Angst (Russian: Страх) is a 2001 novel by Oleg Postnov. Critics have claimed that Angst builds on the tradition of Pushkin's Queen of Spades, Gogol's Viy, and even on the writings of Jorge Luis Borges. Angst won the first prize in the "Catch of 1999" Russian nationwide competition.

Strah, the German translation 2003

==Plot==
A story of love of a Russian youth and a Ukrainian beauty is set in the deep Ukrainian country in 1991. Postnov's treatment of the political and ethnographic background of that year became relevant once again in 2014, given the Russian annexation of Crimea.
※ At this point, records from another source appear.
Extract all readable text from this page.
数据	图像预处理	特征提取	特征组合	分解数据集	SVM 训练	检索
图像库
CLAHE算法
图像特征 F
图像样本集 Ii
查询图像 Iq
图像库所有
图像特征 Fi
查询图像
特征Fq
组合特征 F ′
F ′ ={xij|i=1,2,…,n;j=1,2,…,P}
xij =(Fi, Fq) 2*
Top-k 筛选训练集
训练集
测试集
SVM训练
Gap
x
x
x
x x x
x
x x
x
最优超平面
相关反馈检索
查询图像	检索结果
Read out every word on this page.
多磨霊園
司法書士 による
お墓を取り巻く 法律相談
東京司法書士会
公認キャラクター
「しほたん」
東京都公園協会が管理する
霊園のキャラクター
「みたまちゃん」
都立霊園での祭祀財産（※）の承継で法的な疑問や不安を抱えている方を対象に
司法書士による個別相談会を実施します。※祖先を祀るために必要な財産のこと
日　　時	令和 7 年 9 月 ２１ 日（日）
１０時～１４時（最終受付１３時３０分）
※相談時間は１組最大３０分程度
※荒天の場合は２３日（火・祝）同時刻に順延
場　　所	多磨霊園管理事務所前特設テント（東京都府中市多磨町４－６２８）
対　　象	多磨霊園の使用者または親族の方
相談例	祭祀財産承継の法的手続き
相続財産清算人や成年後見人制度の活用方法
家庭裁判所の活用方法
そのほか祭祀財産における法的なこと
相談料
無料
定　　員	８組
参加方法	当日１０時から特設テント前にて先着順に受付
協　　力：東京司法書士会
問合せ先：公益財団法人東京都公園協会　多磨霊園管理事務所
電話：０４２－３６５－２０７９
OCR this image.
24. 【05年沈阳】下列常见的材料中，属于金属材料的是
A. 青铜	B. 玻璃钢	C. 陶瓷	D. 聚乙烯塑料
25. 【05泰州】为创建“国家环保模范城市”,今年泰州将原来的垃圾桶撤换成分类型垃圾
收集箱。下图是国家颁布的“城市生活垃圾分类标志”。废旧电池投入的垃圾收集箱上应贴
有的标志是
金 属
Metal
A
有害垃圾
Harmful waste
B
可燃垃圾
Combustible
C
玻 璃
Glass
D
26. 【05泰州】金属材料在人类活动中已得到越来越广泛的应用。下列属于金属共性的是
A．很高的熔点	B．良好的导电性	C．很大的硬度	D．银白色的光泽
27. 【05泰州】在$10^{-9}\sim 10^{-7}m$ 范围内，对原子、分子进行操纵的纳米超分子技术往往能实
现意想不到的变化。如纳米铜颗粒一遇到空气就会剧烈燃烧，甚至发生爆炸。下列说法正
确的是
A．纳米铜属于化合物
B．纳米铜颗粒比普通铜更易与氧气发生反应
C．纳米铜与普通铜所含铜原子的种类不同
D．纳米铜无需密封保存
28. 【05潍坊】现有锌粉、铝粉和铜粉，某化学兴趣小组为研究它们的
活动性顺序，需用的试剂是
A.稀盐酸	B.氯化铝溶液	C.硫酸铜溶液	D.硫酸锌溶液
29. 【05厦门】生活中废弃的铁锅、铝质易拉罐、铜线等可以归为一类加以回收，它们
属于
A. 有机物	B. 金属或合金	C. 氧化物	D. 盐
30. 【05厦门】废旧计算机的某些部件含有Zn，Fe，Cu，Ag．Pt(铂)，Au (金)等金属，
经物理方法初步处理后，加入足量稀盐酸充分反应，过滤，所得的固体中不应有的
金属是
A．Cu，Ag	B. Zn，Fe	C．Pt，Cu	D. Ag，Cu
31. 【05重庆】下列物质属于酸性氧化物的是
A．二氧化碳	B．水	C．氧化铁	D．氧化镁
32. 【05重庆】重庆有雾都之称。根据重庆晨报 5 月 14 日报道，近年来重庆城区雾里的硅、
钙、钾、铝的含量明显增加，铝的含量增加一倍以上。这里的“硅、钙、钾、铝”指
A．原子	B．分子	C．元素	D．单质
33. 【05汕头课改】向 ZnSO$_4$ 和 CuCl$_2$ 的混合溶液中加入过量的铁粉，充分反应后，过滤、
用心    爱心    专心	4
==Awards and recognitions==
Postnov's Angst took the first prize in the "Catch of 1999" Russian nationwide competition was nominated for the Russian Booker Prize of 2002; for the National Bestseller Prize; and shortlisted for the prestigious Apollon Grigoriev Prize.

==Critical reception==
Critics have described Postnov's work as an amalgamation of the Russian's classics—"as if [Vladimir] Nabokov took on a rewrite of Gogol's Evenings on a Farm Near Dikanka—with the added "macabre of Edgar Allan Poe." Critics have claimed that Angst builds on the tradition of Pushkin's Queen of Spades, Gogol's Viy and even on the writings of Jorge Luis Borges. In Germany, where critics took Angst to be Postnov's literary debut, Die Berliner Literaturktitik compared the book to Nabokov's Lolita and called Postnov a "magician."